Perhaps one ought to recognize a genre that can be described as “Shut Up and Watch” movies. While this applies to the audience in most cases, in this case I refer to instructions for the filmmakers. Or to be more specific, movies where the instruction was followed. A very small group of films qualify. Of all the tools in a filmmaker’s kit, the most underrated are those that expect the filmmaker to get out of the way and let the story tell itself. The Hurt Locker, with its 6 wins yesterday night, is among the more illustrious recent additions to the list.
The film begins with the following quote:
The rush of battle is a potent and often lethal addiction, for war is a drug.
Then all the other words disappear and only the last phrase remains. After all the movies about war where the camera is placed in the midst of the battlefield, one is inclined to think that most soldiers, given a choice, would just say no to this particular brand of narcotic.
Sgt. First Class William James (Jeremy Renner) is in the minority. He loves his job. And what is that job? He defuses bombs, mostly improvised explosive devices (IED). And there seem to be a lot of them lying around in Iraq. The first time you see him, he has just joined Bravo company after his predecessor got killed in an explosion. When he walks out towards a bomb, he is so covered in protective gear that one cannot make out the man beneath the suit. But watching him walk with a spring in his step (as much of one as the gear would allow, anyway) tells us a lot about the kind of man he is. In the midst of all the chaos, here is a man who has found something he loves doing.
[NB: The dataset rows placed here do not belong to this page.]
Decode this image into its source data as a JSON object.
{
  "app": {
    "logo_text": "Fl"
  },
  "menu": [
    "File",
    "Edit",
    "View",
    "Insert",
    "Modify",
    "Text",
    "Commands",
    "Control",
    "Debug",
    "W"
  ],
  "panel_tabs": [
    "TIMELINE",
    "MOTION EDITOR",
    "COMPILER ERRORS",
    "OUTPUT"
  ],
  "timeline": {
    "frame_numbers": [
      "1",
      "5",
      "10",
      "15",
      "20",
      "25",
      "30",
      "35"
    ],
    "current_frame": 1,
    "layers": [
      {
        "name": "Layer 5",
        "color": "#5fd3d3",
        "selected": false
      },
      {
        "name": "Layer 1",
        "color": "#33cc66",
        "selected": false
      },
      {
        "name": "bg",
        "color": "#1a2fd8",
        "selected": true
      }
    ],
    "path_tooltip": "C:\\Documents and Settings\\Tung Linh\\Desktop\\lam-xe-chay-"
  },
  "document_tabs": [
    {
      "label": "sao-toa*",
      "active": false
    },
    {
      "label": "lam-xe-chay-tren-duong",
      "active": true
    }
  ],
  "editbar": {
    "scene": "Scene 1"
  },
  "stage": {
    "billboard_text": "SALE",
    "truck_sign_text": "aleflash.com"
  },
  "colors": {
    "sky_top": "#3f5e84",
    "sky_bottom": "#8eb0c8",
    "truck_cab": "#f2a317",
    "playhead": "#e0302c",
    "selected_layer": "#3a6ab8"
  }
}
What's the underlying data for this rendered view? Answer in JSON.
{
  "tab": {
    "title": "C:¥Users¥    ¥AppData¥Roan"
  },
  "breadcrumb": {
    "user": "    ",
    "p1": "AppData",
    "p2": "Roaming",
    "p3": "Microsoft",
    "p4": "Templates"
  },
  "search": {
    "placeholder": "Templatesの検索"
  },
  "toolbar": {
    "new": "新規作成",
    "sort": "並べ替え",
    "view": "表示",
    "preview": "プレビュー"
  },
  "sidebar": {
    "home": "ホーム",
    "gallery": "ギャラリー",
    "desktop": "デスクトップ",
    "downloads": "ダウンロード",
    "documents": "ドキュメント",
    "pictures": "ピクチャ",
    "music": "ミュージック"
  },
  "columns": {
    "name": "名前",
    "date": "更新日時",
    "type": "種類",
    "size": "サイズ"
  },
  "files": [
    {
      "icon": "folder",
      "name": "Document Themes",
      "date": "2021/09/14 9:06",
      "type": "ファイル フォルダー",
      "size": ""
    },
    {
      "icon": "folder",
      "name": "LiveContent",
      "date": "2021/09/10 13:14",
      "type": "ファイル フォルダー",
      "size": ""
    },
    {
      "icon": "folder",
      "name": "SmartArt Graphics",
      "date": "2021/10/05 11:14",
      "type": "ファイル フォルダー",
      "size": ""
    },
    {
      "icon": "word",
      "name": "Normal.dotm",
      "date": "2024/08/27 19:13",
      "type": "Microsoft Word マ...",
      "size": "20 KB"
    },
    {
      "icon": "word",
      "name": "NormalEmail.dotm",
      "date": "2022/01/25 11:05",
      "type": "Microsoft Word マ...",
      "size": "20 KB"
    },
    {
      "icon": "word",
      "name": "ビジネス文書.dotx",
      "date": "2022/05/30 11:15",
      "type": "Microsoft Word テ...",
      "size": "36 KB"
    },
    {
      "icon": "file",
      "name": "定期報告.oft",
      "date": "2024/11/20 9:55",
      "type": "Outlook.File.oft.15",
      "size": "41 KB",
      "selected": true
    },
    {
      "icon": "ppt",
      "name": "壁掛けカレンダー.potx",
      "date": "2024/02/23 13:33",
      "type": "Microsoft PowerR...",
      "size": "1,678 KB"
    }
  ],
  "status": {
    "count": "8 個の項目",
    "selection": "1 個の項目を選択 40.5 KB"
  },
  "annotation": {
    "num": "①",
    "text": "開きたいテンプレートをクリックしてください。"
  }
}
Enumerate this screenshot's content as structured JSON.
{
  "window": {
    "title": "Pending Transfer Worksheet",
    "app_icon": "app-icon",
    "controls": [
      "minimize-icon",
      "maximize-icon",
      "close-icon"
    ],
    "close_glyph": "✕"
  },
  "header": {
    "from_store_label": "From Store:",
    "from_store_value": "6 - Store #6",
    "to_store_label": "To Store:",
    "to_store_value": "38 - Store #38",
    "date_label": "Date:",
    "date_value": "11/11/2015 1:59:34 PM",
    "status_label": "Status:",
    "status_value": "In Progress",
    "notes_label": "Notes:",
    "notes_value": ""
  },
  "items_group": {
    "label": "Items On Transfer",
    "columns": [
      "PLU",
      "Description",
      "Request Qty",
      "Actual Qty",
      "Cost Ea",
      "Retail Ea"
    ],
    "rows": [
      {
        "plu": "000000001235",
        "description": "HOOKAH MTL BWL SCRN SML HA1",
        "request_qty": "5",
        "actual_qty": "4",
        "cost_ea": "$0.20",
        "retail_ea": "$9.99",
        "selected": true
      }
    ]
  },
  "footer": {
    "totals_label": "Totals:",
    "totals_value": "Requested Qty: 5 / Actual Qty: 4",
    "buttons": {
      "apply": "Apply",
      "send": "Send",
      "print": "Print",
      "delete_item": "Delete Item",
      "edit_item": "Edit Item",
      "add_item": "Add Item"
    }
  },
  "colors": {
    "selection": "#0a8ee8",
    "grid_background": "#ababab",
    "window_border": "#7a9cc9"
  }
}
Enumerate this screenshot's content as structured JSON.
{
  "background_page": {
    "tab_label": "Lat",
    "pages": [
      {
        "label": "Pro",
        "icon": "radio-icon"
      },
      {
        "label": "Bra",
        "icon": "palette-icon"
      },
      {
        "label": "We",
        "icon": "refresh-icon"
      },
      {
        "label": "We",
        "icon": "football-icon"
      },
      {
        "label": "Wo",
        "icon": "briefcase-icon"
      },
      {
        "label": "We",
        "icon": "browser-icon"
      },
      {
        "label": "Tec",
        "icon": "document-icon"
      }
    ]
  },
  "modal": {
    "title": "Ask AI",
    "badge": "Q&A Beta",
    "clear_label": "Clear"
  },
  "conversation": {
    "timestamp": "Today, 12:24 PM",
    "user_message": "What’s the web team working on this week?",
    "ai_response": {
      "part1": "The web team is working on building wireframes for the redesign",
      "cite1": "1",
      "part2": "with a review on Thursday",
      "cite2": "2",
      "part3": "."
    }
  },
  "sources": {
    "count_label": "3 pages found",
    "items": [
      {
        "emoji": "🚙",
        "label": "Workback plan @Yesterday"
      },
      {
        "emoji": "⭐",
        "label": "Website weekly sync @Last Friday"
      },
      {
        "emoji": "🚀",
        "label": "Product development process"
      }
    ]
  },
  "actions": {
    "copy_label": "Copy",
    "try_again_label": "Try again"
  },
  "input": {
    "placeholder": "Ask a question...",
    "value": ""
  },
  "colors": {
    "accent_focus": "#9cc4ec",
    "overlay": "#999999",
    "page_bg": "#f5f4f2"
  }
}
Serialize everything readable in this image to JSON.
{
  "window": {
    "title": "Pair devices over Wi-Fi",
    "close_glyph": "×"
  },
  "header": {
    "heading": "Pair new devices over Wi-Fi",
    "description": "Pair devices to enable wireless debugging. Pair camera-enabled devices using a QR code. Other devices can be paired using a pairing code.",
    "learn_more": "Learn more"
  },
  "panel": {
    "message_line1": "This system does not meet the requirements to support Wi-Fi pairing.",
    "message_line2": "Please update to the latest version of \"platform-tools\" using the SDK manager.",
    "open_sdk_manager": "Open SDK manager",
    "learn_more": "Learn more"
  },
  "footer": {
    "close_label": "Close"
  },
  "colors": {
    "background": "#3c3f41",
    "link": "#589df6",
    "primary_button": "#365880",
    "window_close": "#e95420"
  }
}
Maybe it is the intellectual aspect of it. While IEDs are, by definition, simple in their design, the bomb-makers level the playing field through little tricks that make it easier for someone to make a mistake. It is James’ job to decode these tricks. Mind versus mind, pure and simple. When he is done with his job, he keeps a part of the device as a souvenir. Would he have loved his job as much had it involved simply shooting at people? I doubt it.
The scenes that focus on what he does are shot with absolutely no embellishments. All you see is a man doing his job. The makers shut up and watch him do it. It is mesmerizing. These moments are interspersed with shots of the team who are tasked with keeping him (and themselves) safe while he does it. They clearly don’t enjoy their job, and feel that his gung-ho attitude endangers them as well. At one point, one of them asks him whether he is cognizant of the dangers in his profession. His response does not really answer the question, but reveals a heck of a lot about him.
The opponents are not really seen. You see Iraqis all around them, but they have no idea who is a harmless civilian and who isn’t. Most of the time, we don’t know either. One could argue that the film is one-sided in its portrayal. But think about this for a moment: these people work in an environment where they cannot identify their enemy. It adds to the difficulty in doing their job. As is demonstrated in numerous instances, they are disinclined to shoot first and ask questions later, but they do not have the luxury of a detailed investigation. This movie is about their working conditions. When we do not have the luxury of knowing who to label as a bad guy with a bomb, we understand the situation they are placed in.
I do not wish to enter into a political argument at this point — this film is not so much about the necessity of war as it is about the fact of it. It is a specific story about a certain group of people who have been asked to do a job. Their opinions do not matter to the decision makers, nor are they aired in the film.
And here is a man who, amidst all this, has found something he loves. There is a moment when we see him in a store, standing before a huge rack of cereal boxes of every type. It seems a lot more complex to him than red wire versus blue.